Complete Me(15)



He shakes his head. “Undergrad. Small world, huh?”

“Does Damien know you’re here?” My voice is cold and clipped, and I’m certain that Ollie knows why. If Damien were selecting the legal team, Ollie would not be included.

Ollie has the good grace to look embarrassed. “No,” he says, then runs his hand through his hair. His usually unruly waves are combed back, and his fingers loosen a few strands that now fall in his face, brushing over his John Lennon–style glasses. “What was I supposed to tell Maynard?” he asks. “That Stark doesn’t want me around? I say that and I have to say why. And if Stark hasn’t told Maynard that I told you attorney-client privileged information, then I don’t see any reason to tell him myself.”

“You could have thought of something,” I say.

He nods slowly. “Maybe. But I’ve been working on Stark’s defense from Los Angeles. It’s been my full-time gig for over three weeks. I’m not here just because I have a personal connection, I’m here because I understand the law. I can be an asset, Nikki. And you know as well as I do that Damien needs all the help he can get.”

I force myself not to ask him what he means. Maynard is aware of the abuse in Damien’s past, that much I know for certain. But it was my understanding that not everyone on the team knows. Does Ollie? The thought makes me queasy, because I know how much Damien wants that aspect of his past to stay private. I can’t ask without revealing the facts, though. All I can do is hope that the reason Ollie isn’t in the current meeting is because he isn’t in that inner circle.

“Are you sitting at the counsel table?” I ask, and am relieved when he shakes his head.

“I thought I’d sit with you. If that’s okay.”

“It is,” I say. Things have changed a lot between me and Ollie, but he has seen me through most every crisis in my life, and it feels right that he will be beside me now, too.

His smile is gentle as he lays a soft hand on my shoulder. His expression, however, is intense. “You’re doing okay? I mean, you’re not—you know?”
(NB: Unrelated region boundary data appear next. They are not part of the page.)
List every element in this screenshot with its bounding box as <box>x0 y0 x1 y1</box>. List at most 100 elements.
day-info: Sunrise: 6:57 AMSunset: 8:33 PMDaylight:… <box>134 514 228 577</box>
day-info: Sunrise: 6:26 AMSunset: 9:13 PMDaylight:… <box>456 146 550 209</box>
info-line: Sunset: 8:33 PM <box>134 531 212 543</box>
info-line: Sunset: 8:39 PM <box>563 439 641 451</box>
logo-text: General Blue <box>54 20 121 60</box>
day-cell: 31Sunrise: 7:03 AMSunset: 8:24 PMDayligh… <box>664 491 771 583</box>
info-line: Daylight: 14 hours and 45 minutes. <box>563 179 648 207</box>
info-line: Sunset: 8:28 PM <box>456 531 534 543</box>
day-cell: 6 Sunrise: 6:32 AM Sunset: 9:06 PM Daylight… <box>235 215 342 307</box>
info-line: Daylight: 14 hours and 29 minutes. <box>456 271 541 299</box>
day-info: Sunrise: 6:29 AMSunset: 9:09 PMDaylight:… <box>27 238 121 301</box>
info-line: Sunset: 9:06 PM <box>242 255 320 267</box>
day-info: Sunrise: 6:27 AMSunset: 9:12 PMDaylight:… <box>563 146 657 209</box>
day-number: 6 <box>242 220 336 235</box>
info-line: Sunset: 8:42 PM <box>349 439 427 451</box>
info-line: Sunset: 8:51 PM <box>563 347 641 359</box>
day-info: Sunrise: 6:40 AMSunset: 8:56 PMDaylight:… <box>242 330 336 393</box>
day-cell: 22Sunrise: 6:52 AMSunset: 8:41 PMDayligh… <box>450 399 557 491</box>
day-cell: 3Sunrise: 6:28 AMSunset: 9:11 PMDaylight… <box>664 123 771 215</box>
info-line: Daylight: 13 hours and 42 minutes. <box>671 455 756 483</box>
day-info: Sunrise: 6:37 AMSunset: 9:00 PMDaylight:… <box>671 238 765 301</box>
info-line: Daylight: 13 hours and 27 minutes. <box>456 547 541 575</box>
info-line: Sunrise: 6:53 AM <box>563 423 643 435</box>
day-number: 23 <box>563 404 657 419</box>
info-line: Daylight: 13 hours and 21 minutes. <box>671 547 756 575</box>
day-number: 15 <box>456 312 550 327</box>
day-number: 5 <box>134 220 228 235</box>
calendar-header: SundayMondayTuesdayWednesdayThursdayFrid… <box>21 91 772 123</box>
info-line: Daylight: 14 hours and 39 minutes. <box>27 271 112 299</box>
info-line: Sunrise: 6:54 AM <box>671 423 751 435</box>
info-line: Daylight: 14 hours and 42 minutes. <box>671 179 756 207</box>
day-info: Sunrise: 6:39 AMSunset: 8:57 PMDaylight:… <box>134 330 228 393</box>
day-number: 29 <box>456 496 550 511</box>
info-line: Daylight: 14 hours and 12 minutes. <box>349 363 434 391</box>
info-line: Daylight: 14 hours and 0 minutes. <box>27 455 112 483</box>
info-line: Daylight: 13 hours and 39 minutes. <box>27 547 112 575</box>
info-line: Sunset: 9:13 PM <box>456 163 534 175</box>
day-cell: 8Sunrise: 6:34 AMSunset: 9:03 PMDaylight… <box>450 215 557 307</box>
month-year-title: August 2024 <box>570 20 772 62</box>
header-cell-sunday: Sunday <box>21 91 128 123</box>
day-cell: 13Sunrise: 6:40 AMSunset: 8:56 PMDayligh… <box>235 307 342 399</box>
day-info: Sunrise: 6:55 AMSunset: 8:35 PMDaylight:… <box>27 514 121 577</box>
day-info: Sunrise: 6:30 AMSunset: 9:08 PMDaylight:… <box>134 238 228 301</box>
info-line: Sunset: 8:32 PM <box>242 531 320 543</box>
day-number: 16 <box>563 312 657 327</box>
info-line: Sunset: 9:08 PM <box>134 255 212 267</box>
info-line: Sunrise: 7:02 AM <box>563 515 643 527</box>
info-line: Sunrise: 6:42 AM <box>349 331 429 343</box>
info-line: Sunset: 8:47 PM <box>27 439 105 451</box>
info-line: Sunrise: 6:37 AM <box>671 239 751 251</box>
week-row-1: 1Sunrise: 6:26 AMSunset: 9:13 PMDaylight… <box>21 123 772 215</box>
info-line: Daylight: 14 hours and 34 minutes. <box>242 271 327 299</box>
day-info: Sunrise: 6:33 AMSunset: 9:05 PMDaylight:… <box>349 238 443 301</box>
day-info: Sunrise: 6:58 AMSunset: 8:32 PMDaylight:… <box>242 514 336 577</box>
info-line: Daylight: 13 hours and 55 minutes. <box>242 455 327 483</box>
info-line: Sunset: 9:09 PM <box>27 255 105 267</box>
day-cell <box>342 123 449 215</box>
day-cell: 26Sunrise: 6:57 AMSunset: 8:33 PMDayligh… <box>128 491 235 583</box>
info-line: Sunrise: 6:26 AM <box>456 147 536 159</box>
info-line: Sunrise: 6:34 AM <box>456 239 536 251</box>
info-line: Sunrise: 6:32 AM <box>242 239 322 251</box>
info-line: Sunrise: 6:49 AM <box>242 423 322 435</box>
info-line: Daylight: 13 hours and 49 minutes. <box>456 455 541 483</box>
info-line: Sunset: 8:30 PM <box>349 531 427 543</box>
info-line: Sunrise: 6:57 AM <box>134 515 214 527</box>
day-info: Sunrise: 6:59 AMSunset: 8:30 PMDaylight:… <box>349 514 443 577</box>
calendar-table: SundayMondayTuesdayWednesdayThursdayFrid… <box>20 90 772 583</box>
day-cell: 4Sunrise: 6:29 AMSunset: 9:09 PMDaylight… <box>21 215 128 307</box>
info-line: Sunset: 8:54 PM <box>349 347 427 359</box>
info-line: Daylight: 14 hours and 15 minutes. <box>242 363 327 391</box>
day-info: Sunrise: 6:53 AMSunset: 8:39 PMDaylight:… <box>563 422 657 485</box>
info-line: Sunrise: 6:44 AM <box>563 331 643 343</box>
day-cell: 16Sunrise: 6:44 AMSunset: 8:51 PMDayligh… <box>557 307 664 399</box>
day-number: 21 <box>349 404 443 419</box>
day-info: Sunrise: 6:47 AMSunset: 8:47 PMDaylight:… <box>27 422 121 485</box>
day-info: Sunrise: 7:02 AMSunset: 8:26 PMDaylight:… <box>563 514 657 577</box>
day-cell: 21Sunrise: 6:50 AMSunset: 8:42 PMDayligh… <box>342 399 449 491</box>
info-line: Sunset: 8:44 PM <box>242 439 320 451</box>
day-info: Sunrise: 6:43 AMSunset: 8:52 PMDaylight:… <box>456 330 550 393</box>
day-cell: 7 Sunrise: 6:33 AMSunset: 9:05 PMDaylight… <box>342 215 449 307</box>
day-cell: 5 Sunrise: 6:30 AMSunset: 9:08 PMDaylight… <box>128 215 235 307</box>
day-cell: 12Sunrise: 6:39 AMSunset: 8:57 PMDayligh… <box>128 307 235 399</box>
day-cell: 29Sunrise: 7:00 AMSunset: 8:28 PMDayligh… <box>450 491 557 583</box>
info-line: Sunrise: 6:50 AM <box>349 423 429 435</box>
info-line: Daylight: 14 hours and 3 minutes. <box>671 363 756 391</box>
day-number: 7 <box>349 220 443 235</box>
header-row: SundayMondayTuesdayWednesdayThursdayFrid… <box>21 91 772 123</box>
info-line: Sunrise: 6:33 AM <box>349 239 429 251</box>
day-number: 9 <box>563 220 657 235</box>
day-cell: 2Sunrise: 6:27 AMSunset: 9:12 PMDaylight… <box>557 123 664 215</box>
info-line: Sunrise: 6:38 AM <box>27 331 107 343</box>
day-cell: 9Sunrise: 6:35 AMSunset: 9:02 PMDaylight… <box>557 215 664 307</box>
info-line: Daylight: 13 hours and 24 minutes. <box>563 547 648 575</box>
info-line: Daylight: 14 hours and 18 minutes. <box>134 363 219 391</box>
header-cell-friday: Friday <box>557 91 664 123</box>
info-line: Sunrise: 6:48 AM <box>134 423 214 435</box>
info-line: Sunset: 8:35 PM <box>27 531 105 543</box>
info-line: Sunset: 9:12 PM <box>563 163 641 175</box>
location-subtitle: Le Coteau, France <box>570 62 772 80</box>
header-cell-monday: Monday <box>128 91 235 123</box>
“I’m not,” I say but I don’t meet his eyes. “I’m good.” I draw in a breath and fight the urge to cry, mourning the loss of those days when I would have told Ollie everything. How every day I’ve awakened expecting to battle the urge to cut, and every night I am amazed when I get back in bed beside Damien and realize that the compulsion never came. I am not “cured”—I know I never will be. I will always crave that pain to keep me centered. I will always be just a little astounded when I get through a crisis without putting a blade to my flesh. But I have Damien now, and it is him that I crave. Damien who is my release valve instead of turning a knife on myself. Damien who keeps me centered and safe.

And that, I know, is another reason I am afraid to lose him.

“Nikki?”

“Really,” I say, looking into his face. “No blades, no knives. Damien is taking good care of me.”

I see the way he flinches, and for a moment I regret my words. But it is only a momentary weakness. Ollie has been an absolute shit about my relationship with Damien, and although I will always love him, I am not going to forgive or forget that easily.

“I’m glad,” he says, his voice formal. “You’re going to be okay, you know. No matter what happens, you’re going to get through this just fine.”

I nod, but I also notice that he’s said that I will be okay—not that Damien will. And a peculiar spark of anger tinged with sadness rushes through me, spurred by the simple truth that Ollie no longer understands what I need. If he did, he would realize that without Damien, I won’t be okay. Not ever again.